Structural Considerations: If you are constructing your server room, here are some things that need to be considered. If you are having to use an existing room, try to find one that fills as much of these suggestions as possible.

The Room Itself

  • Door frame size should be sufficient to allow for easy introduction and removal of equipment. If this is a new construction, doors should be 42 inches wide and 9 feet tall.
  • The ceiling of the room should be at least 9 feet high.
  • There should be no exterior windows.
  • The equipment should be arranged to provide for adequate clearance around computing racks. Four feet at the front and three feet at the rear is a recommended distance.
  • If this is a new construction, anti-static floor surfaces are recommended. Raised floors with a minimum clearance of 24 inches are recommended for new construction of large server rooms.

Power & UPS

  • Sufficient dedicated circuits should be in place for all equipment plus additional circuits, as needed, for flexibility in the event a circuit fails.
  • Proper grounding should be used.
  • Critical systems should be connected to uninterruptable power supplies (UPS) and/or generator power, depending on the business requirements for server uptime.
  • Uninterruptable power supplies (UPS) and/or generator power should be tested at least annually and maintained per manufacturer specifications.
  • Depending on UPS monitoring thresholds, automatic shutdown features should be configured when feasible to gracefully shutdown and protect systems prior to power loss.
  • Large rooms should have a clearly-labeled emergency power-off switch.
  • Procedures should be posted in the room explaining how to respond in the event of a power failure.
  • Server rooms should have emergency lighting to provide for life safety in the event of a power outage.

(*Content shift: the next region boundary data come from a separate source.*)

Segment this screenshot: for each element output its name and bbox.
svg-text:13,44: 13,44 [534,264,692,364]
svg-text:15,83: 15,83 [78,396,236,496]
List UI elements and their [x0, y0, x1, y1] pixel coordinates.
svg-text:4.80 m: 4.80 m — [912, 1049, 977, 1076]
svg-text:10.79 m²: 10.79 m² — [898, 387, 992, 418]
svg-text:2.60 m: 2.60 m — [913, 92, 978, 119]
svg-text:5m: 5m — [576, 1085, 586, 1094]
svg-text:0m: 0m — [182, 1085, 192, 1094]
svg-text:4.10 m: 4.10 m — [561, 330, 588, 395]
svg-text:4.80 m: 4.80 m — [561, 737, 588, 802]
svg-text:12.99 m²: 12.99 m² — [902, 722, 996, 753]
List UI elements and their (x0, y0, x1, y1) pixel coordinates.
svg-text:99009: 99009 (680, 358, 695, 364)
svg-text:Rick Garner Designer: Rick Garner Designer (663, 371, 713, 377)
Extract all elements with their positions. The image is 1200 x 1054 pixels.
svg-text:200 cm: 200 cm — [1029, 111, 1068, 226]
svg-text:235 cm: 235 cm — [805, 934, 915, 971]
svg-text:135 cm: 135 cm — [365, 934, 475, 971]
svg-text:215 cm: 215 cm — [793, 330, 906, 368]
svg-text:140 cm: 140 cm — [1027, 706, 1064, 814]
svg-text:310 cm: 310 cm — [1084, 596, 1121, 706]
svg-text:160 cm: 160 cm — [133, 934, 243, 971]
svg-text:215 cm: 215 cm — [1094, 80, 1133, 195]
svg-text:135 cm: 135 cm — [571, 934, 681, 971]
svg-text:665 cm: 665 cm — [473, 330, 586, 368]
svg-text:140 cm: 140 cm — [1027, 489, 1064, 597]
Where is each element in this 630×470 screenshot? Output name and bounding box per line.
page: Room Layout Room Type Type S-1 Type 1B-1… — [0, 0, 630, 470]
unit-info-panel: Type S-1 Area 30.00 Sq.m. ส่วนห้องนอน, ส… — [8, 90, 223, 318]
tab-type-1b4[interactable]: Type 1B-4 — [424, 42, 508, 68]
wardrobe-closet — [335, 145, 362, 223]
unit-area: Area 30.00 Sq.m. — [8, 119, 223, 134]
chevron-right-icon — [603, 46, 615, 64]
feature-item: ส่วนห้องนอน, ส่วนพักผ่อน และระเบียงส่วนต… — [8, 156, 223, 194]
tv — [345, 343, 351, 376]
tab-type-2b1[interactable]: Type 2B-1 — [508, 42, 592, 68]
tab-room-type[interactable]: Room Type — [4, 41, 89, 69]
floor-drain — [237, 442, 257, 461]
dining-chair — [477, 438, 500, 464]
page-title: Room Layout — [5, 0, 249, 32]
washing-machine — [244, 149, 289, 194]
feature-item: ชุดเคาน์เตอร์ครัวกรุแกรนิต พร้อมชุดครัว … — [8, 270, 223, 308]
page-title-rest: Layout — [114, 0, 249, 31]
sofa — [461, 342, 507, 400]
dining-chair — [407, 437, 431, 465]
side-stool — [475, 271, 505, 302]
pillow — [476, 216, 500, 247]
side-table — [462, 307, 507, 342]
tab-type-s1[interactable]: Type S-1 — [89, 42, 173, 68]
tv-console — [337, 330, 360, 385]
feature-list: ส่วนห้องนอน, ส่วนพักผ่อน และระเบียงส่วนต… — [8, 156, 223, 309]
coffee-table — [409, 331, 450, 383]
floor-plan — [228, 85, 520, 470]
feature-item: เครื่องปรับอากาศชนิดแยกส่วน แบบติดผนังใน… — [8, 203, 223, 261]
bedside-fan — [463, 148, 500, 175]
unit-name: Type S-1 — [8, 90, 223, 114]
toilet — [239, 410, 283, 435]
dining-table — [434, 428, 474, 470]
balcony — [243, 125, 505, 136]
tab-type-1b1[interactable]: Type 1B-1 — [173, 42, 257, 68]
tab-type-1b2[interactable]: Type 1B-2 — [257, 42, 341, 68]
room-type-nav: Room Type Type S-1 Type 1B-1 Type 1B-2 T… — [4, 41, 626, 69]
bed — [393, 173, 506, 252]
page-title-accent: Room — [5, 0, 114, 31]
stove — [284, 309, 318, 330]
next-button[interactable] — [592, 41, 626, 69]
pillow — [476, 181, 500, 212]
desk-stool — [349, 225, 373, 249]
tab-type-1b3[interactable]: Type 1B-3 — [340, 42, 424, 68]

Temperture Control & Air Circulation

  • The server room must have sufficient temperature control to maintain temperatures within the operational limits defined for the hardware located in the room. This temperature usually is around 72 – 75° Fahrenheit, (22 – 23° Celsius.)
  • Environmental monitoring should be configured to alert administrators in the event of a cooling failure.
  • For large rooms, cooling systems and equipment should be installed in a hot aisle / cold aisle configuration to maximize efficiency.
  • Procedures should be posted in the room explaining how to respond in the event of a cooling failure.

Fire & Flood

  • Some form of fire detection and suppression, adequately maintained and routinely tested should be in use always.
  • Server rooms must be reasonably free of fire hazards.
  • Each server room may have an easily visible and accessible clean-agent fire extinguisher. A standard “ABC” fire extinguisher is not recommended for use around electronic equipment.
  • If the server room is located near potential leak hazards such as AC condensers, overhead water lines, sprinklers, kitchens, break rooms, restrooms, etc., steps should be taken to protect systems. Such steps include racks with solid tops, systems elevated off the floor, etc. Moisture sensors should be used in areas here leaks are most likely or would be most problematic.

Cable Management

  • Cabling should be maintained in an orderly fashion to reduce the possibility of an accidental outage due to a cable being accidently pulled from its connection.
  • Velcro® should be used to secure cabling. This process is less damaging that plastic cable ties and can easily be removed and replaced should a cable need replaced or a new cable be added.
  • It is recommended that cables be labeled properly to assure there is little confusion as to where the cable is routed to. This greatly assists in any troubleshooting that may have to be done on the network.